Collecting the Input
Rather than collecting input from the machine on which the script will run, the input module collects input from the administrator launching CheckNCreateUser.vbs. To launch CheckNCreateUser.vbs, the administrator must supply two arguments: the name of the user for which to create the account and the name of the domain in which to create that account. If the administrator doesn't provide this information, the module prompts the person to do so. (Although you could hard-code the username and domain name in the module, you'd have to edit the script each time an administrator wants to search for a different user account, which would be a lot of work and possibly introduce errors.) After the administrator provides the necessary input, the module retrieves the input and stores it in global variables.
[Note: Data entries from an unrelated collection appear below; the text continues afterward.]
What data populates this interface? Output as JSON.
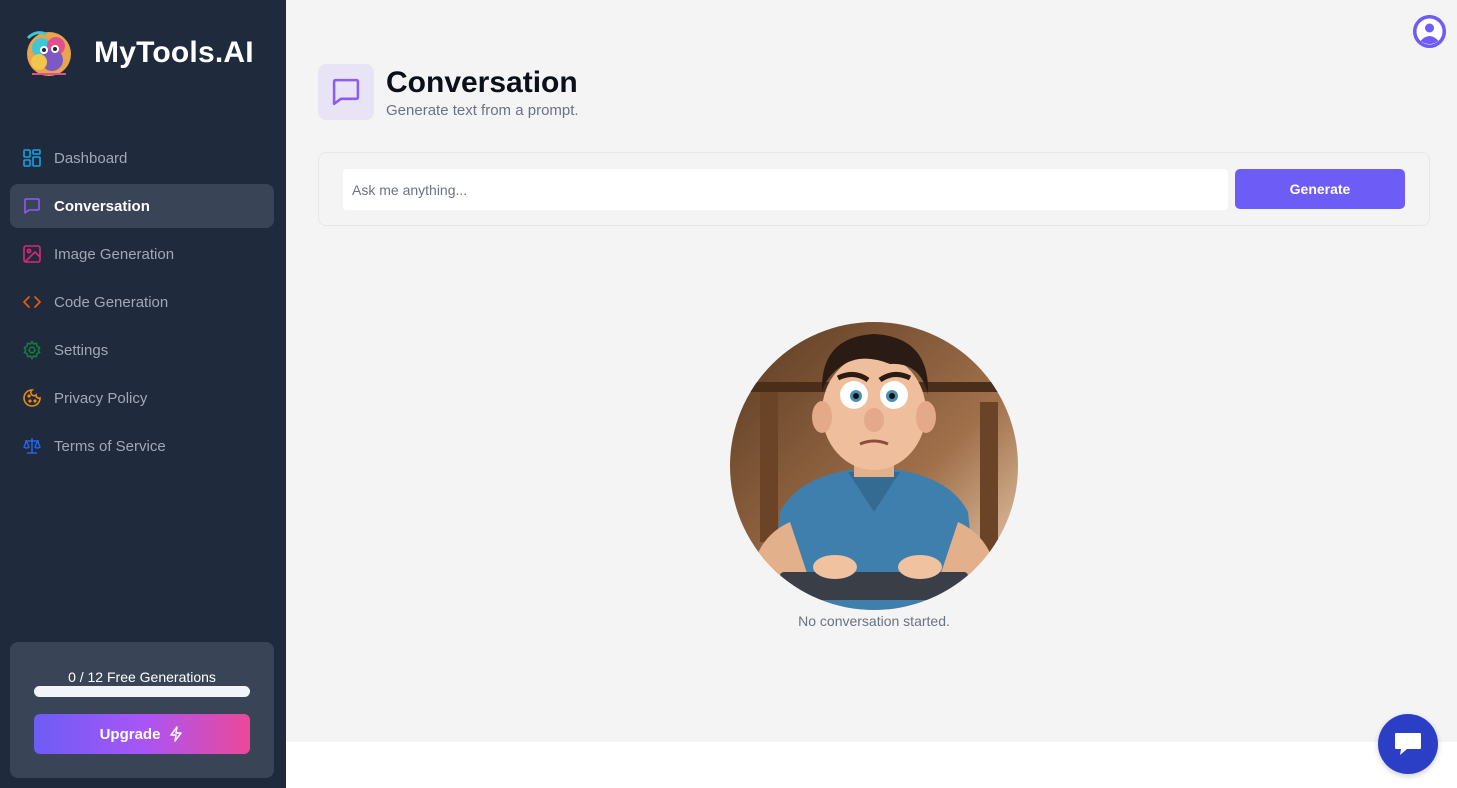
{
  "brand": {
    "name": "MyTools.AI"
  },
  "sidebar": {
    "items": [
      {
        "label": "Dashboard",
        "icon": "dashboard-grid-icon",
        "color": "#0ea5e9",
        "active": false
      },
      {
        "label": "Conversation",
        "icon": "message-square-icon",
        "color": "#8b5cf6",
        "active": true
      },
      {
        "label": "Image Generation",
        "icon": "image-icon",
        "color": "#db2777",
        "active": false
      },
      {
        "label": "Code Generation",
        "icon": "code-icon",
        "color": "#ea580c",
        "active": false
      },
      {
        "label": "Settings",
        "icon": "gear-icon",
        "color": "#15803d",
        "active": false
      },
      {
        "label": "Privacy Policy",
        "icon": "cookie-icon",
        "color": "#ea8b0c",
        "active": false
      },
      {
        "label": "Terms of Service",
        "icon": "scale-icon",
        "color": "#2563eb",
        "active": false
      }
    ],
    "free_generations": {
      "text": "0 / 12 Free Generations",
      "used": 0,
      "limit": 12
    },
    "upgrade_label": "Upgrade"
  },
  "header": {
    "title": "Conversation",
    "subtitle": "Generate text from a prompt.",
    "icon": "message-square-icon",
    "icon_color": "#8b5cf6"
  },
  "prompt": {
    "placeholder": "Ask me anything...",
    "value": "",
    "button_label": "Generate"
  },
  "empty_state": {
    "text": "No conversation started."
  },
  "colors": {
    "accent": "#6d5cf5",
    "sidebar_bg": "#202a3d",
    "main_bg": "#f4f4f5",
    "chat_widget": "#2b3fc6"
  }
}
Callout C in Listing 1 highlights the input module. The module uses WSH's WScript.Arguments property to retrieve the input as a collection of arguments stored in the WshArguments object. In the WshArguments object, an argument is any combination of characters separated from the next argument by any number of spaces. If you want to use an argument that includes a space, you must enclose it in double quotes. Therefore, Peggy, "french fries", 123456, and //??.. are all valid arguments to store in WshArguments.
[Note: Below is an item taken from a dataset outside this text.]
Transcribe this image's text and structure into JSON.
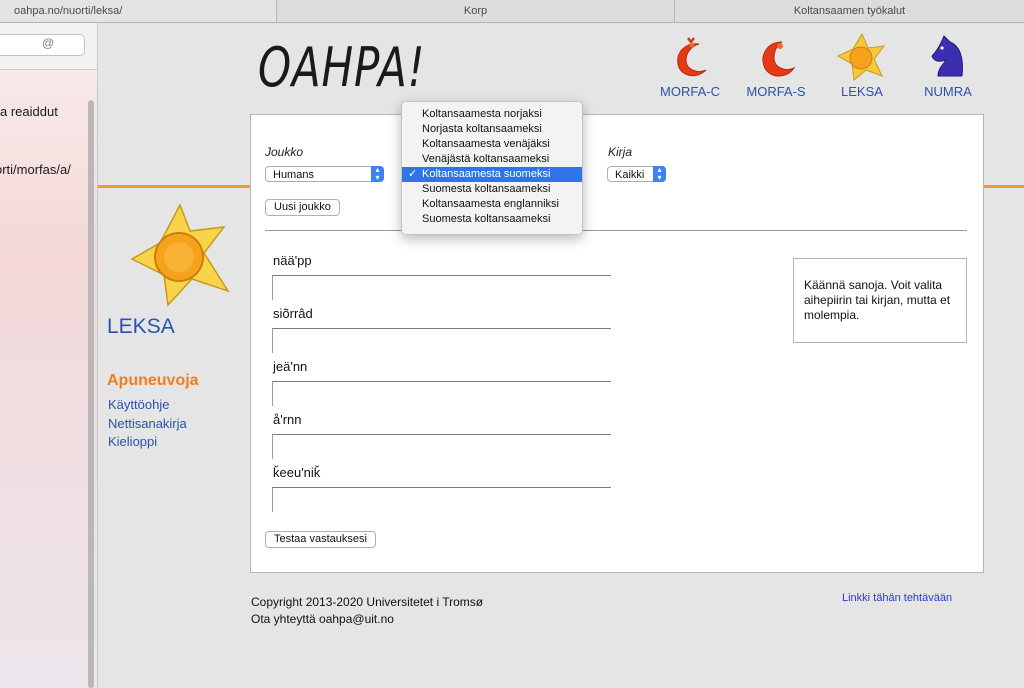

WSH numbers the arguments in the order that the administrator inputs them, starting with 0. Therefore, the first argument in the collection is 0, the second argument is 1, and so on. To retrieve a particular argument, you specify WScript.Arguments(x), where x is the number of the argument you want to retrieve. So, for example, if you want to retrieve the fourth argument, you specify WScript.Arguments(3). Even when the collection contains only one argument, you still must specify that you want to retrieve the first argument, WScript.Arguments(0).
You can use the WshArguments object's Count method to count the number of arguments in a collection. In the case of CheckNCreateUser.vbs, the collection must contain two arguments: WScript.Arguments(0), which represents the username, and WScript.Arguments(1), which represents the domain name. If the collection contains fewer than two arguments, the module displays the message Please provide a username and domain name in that order, then quits. If the collection contains two arguments, the module assigns WScript.Arguments(0) to the global variable called sUserName and WScript.Arguments(1) to the global variable called sDomainName.
In the code at callout C, notice that I didn't include any code that makes the script accept arguments. VBScript always accepts arguments; it just won't do anything with them unless you tell it to.